A friend has invited me to share custody of a pet peeve of his: the “misleading substitution” of the term “visitors” when “visits” might be a better term. The worst offenders, he observes, seem to be transit agencies that report more “riders” than there are people in the area served.

Maybe “rides” would be a better choice? That’s the term the Chicago Transit Authority, for instance, straightforwardly uses on its “CTA Facts at a Glance” page: “On an average weekday, 1.6 million rides are taken on CTA.” Some would quibble over the passive voice (“are taken”) but at least the agency isn’t claiming more riders than Illinois has people.

The airline industry uses this oddly expansive terminology, too. I’ve just checked an online list of the largest airlines in North America in terms of “enplaned passengers, fleet size and number of destinations.” The number for Delta Airlines, for instance, for this year to date comes out to nearly 125 million, or about 40 per cent of the whole US population.

The reality, though, is that 125 million “enplaned passengers” by and large means 62.5 million people flying somewhere, and then getting “enplaned” again for a return trip. Each traveller counts as two “passengers” in this counting regime. And a disproportionate share of the trips are taken by a handful of road warriors.

To refer to the aircraft themselves, the aviation industry uses the understated term “movement” to refer to either a takeoff or a landing. Each flight thus consists of two “movements,” like some sort of not-quite-traditional symphony, maybe with a molto agitato thrown in if you get caught in turbulence midflight, or an unplanned adagio when the aircraft gets caught up in a late afternoon pileup and it circles in a holding pattern for a while before landing. But why don’t they just call them “flights”?

The concept causing trouble here is the compound measure: A measurement made up of two other measures. Speed, for instance, is a compound of distance over time, often expressed as miles per hour. Density is a compound of mass divided by volume.

The foot-pound (a measurement of work, equal to a force of one pound moving through a distance of one foot) and its more poetic cousin, the foot-candle (“A unit of measure of the intensity of light falling on a surface,” as the American Heritage Dictionary explains) are other examples. “Man-hour” is another, albeit a bit out of fashion.

Fast food is another realm in which the casual use of compound measures produces some arguably misleading statistics.

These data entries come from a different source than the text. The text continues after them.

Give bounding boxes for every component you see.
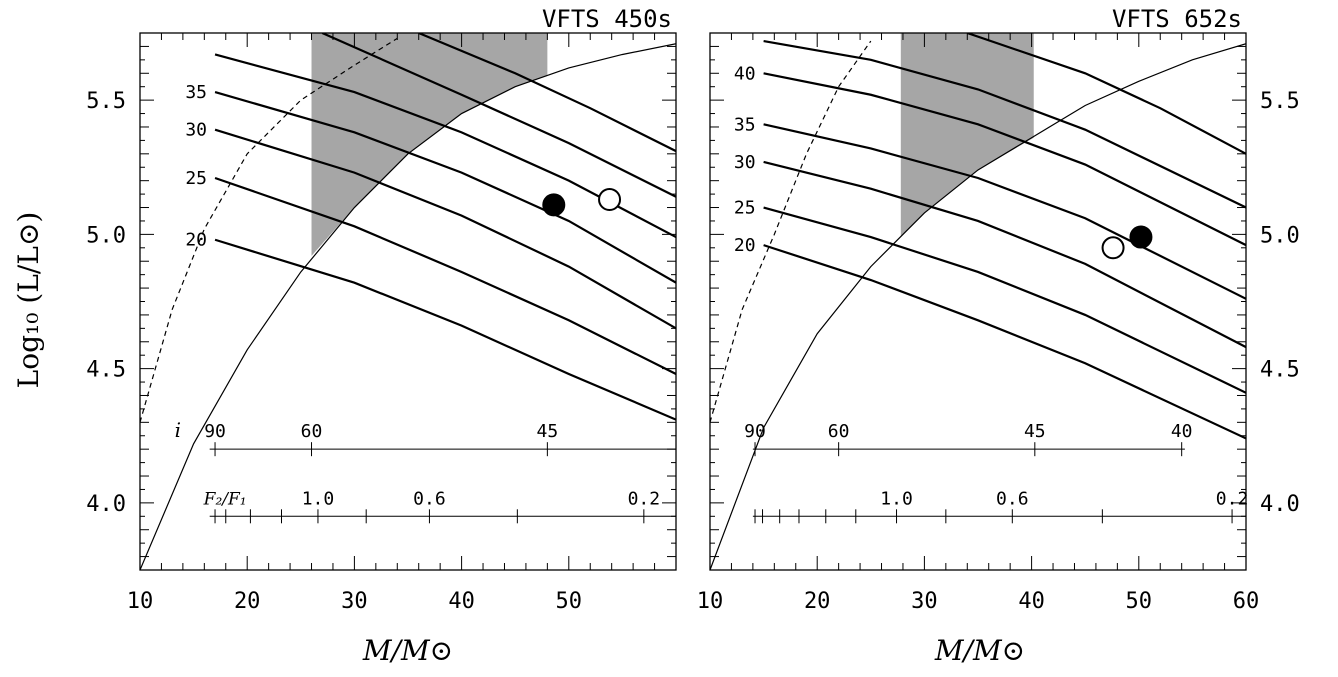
isoline-30	[214, 128, 676, 330]
y-tick-label: 4.5	[86, 358, 126, 383]
scale-tick-label: 1.0	[880, 488, 913, 509]
isoline-unlabeled-6	[418, 33, 676, 153]
dashed-boundary-curve	[140, 37, 398, 423]
flux-ratio-label: F₂/F₁	[203, 489, 247, 509]
isoline-35	[214, 91, 676, 284]
panel-title: VFTS 652s	[1112, 5, 1242, 33]
solid-boundary-curve	[710, 43, 1246, 570]
isoline-label: 35	[185, 82, 207, 103]
scale-tick-label: 45	[537, 421, 559, 442]
scale-tick-label: 60	[301, 421, 323, 442]
panel-vfts-450s: 20 25 30 35 90 60 45 i 1.0 0.6 0.2 F₂/F₁ 10 20 30 40 50 4…	[86, 5, 677, 614]
shaded-region	[900, 33, 1034, 238]
x-axis-label-right: M/M⊙	[934, 634, 1025, 667]
filled-point	[1129, 225, 1153, 249]
isoline-label: 20	[185, 230, 207, 251]
isoline-40	[763, 72, 1246, 247]
y-tick-label: 5.5	[1260, 89, 1300, 114]
x-tick-label: 40	[1018, 589, 1045, 614]
flux-ratio-scale: 1.0 0.6 0.2	[752, 488, 1249, 524]
filled-point	[542, 193, 566, 217]
isoline-label: 20	[734, 235, 756, 256]
isoline-30	[763, 160, 1246, 349]
x-tick-label: 30	[911, 589, 938, 614]
scale-tick-label: 90	[204, 421, 226, 442]
isoline-20	[763, 244, 1246, 440]
x-tick-label: 10	[127, 589, 154, 614]
x-tick-label: 20	[234, 589, 261, 614]
scale-tick-label: 0.2	[1216, 488, 1249, 509]
isoline-unlabeled-6	[966, 33, 1246, 155]
scale-tick-label: 60	[828, 421, 850, 442]
x-tick-label: 30	[341, 589, 368, 614]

What we might call a “customer visit” — one customer visiting a restaurant one time — morphs into simply “a customer”. That, I thought, may be how McDonald’s gets to “billions and billions served.”

From a blog called “Over How Many Billion Served?” I have gained some new insight, however: “It is a common misconception that the signs referred to customers served ... McDonald’s has also stated many times that the number was meant to refer to hamburger patties and not customers”. The “real number” posted on the blog, which hasn’t been updated for a few years, was 247 billion in April 2010. The blogger also cited McDonald’s in adding that having the patty as the unit of measure, rather than the complete sandwich, means that each Big Mac counts as two.

I suppose that makes each of these sandwiches a meal in two “movements”.